La Iglesia no lo había condenado. En cambio, había preferido escandalizarse porque Leonor, por entonces esposa de Luis, había insistido en ir con él, acompañada por un séquito de mujeres tan aventureras como ella.

«Esa dama será indómita mientras viva —había dicho Rowley, con cierta admiración—. Al igual que sus amazonas. Y cuando llegó a Antioquía, tuvo una aventura con su tío, Raymond de Toulouse. Qué mujer».

Leonor conservaba una parte de aquella osadía. Adelia pensó que su presencia en aquel lugar constituía, por sí misma, una prueba de ello. Sin embargo, el paso del tiempo la había llevado a la desesperación.
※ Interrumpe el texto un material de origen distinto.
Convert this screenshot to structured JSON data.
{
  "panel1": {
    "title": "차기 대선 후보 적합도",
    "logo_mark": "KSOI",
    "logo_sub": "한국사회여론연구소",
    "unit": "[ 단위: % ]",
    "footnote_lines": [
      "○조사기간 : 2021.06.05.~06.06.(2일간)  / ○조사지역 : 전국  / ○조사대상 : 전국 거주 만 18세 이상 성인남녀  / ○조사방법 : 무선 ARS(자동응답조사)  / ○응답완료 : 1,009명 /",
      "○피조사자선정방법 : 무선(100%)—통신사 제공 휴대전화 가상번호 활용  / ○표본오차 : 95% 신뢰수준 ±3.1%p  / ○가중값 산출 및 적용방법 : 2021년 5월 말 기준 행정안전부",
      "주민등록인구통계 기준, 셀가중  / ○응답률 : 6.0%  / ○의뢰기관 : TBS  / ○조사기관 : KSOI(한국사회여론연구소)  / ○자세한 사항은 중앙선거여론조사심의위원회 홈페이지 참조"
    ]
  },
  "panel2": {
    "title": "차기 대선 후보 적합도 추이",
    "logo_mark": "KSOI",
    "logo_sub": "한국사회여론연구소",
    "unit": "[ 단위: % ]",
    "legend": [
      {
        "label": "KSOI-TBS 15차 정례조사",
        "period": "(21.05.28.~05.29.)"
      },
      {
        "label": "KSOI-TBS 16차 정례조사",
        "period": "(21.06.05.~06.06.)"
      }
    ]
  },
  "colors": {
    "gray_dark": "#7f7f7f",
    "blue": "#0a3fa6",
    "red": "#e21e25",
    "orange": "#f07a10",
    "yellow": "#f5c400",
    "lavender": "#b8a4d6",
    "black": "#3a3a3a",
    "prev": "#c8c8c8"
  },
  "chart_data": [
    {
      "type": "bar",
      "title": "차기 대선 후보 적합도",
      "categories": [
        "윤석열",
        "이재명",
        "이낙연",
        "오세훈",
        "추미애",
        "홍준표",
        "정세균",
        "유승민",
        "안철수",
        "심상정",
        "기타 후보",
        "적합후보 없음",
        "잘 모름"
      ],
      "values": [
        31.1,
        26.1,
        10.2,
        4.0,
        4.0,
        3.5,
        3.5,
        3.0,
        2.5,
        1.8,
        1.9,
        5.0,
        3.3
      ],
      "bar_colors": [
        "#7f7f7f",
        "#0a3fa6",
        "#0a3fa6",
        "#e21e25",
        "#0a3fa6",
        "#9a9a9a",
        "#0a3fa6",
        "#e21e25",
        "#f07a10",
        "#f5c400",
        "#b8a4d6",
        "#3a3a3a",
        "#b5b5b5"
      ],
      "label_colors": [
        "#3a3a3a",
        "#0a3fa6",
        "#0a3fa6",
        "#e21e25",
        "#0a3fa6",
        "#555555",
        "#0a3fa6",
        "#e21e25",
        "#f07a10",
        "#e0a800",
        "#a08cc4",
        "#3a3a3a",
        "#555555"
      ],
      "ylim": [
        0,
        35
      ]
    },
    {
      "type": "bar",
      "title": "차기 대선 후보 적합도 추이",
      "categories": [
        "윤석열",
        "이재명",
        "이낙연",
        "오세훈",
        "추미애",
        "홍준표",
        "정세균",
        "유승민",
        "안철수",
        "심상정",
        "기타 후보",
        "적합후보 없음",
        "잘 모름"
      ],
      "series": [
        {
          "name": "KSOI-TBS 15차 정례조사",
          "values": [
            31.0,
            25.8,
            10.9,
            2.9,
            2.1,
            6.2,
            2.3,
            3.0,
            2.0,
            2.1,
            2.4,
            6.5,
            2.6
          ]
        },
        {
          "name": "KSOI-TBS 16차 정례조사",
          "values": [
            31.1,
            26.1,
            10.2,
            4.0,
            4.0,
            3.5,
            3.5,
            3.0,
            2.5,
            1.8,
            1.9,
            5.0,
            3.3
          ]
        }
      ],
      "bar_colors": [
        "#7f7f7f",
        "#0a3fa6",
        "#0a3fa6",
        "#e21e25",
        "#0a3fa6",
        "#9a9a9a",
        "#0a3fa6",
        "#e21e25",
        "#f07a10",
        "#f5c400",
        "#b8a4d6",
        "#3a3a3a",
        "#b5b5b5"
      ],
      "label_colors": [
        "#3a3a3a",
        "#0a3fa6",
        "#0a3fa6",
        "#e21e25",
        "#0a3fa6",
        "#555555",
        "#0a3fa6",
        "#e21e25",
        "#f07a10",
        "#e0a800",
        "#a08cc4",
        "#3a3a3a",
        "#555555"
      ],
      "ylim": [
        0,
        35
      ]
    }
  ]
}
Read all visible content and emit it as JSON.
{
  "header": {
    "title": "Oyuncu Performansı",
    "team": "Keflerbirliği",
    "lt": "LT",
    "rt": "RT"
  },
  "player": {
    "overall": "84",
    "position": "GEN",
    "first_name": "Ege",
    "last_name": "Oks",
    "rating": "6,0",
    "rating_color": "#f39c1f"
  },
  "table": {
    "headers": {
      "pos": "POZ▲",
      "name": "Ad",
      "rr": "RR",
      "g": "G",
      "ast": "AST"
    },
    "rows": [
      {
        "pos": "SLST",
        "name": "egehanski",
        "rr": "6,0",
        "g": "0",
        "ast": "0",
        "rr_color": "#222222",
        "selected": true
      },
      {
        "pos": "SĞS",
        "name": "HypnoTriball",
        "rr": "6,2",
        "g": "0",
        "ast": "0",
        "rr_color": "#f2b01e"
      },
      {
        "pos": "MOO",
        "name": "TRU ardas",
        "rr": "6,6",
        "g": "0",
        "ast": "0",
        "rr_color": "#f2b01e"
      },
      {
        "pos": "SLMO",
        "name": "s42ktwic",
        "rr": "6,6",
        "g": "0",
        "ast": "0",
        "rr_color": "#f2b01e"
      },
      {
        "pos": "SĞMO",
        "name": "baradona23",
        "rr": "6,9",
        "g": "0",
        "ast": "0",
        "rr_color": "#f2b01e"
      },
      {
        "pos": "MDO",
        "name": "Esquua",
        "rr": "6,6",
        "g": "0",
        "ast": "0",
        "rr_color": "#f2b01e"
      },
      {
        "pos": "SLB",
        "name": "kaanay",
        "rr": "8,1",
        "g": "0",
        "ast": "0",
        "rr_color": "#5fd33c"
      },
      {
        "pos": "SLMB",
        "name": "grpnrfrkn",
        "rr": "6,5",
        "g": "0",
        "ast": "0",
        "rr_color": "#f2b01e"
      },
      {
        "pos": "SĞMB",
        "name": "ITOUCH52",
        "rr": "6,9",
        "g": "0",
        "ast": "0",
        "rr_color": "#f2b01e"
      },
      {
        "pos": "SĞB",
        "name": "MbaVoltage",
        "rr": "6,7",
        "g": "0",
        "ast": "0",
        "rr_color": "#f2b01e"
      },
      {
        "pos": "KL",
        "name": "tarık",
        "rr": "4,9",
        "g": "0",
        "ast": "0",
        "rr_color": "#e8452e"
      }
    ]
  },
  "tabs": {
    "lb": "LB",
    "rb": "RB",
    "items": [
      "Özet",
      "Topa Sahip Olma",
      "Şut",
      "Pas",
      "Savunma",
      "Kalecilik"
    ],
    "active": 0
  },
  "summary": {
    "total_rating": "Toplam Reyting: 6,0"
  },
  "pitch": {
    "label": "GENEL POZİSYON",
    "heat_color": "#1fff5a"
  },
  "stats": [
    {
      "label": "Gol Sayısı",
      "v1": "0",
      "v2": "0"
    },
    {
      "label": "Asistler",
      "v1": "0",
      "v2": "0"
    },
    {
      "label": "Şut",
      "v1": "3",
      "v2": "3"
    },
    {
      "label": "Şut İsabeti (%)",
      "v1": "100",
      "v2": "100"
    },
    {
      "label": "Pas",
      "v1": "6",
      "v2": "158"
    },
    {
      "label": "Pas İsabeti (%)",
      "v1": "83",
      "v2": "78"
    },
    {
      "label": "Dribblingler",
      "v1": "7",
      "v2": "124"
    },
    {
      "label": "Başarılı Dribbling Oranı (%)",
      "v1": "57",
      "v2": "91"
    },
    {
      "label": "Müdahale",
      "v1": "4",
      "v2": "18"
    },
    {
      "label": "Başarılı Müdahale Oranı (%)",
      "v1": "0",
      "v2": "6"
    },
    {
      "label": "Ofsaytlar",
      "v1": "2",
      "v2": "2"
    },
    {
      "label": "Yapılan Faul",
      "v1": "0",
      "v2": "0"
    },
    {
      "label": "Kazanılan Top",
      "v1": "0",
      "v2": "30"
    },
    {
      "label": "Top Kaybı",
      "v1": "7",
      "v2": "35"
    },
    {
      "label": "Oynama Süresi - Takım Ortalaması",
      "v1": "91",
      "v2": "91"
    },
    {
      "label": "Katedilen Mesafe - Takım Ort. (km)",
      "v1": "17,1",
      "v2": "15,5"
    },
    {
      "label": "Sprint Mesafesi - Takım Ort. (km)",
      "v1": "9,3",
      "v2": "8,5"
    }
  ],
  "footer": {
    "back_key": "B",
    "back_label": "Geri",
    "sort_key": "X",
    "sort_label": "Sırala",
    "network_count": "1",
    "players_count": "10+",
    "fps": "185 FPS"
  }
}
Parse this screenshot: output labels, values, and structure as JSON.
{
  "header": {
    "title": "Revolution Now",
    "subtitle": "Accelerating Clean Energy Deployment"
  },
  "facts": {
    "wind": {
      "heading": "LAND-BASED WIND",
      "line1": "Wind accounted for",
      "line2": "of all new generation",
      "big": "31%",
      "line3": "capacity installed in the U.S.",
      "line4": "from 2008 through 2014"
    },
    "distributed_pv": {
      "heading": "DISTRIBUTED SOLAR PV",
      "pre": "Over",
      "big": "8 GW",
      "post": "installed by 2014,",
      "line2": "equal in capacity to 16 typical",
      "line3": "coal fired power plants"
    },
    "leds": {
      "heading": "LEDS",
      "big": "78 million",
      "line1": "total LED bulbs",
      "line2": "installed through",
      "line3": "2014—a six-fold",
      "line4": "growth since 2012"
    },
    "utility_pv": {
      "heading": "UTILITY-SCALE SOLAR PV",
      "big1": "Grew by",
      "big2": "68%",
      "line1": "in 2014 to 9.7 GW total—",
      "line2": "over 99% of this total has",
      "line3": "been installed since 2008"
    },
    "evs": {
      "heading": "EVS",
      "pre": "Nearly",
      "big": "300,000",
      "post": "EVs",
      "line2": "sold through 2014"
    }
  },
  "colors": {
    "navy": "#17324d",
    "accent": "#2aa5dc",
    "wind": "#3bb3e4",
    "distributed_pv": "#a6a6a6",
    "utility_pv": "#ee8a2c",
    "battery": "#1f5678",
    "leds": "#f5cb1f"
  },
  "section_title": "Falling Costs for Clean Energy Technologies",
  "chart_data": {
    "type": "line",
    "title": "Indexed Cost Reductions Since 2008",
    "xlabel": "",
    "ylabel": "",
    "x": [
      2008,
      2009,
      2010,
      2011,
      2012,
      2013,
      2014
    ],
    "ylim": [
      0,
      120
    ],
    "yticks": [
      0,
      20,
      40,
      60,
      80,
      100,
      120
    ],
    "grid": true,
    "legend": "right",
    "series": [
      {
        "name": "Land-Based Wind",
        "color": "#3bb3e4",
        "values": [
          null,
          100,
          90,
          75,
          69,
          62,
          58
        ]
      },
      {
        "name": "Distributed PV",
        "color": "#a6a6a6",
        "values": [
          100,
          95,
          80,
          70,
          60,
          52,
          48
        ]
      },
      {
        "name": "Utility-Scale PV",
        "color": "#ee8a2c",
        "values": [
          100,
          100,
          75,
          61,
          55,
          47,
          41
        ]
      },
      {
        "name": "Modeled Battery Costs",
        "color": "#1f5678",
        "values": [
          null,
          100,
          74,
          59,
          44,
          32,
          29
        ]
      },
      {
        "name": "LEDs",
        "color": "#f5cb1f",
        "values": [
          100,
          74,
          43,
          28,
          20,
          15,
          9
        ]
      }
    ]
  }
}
—¿Fue allí donde…? ¡Ay! —Adelia quería ser valiente, pero si bien la reina manejaba la aguja con destreza, no lo hacía con suavidad—. ¿Allí habéis aprendido a recorrer un laberinto? ¿En…, ¡ay!, Oriente?

Nada indicaba que Leonor hubiera tropezado con los cercos de Wormhold durante tanto tiempo como la propia Adelia y sus compañeros.

—Llamadme Majestad —dijo la reina.

—Sí, Majestad…

—Sí. Allí lo aprendí. Los sarracenos son diestros para esas cosas, al igual que para muchas otras. Sin duda vuestro obispo también aprendió el truco en Oriente. Por entonces Rowley estaba a mis órdenes… Fue hace mucho tiempo. —La voz de Leonor se había suavizado—. Él llevó la espada de mi hijito muerto a Jerusalén y la depositó sobre el altar de Cristo.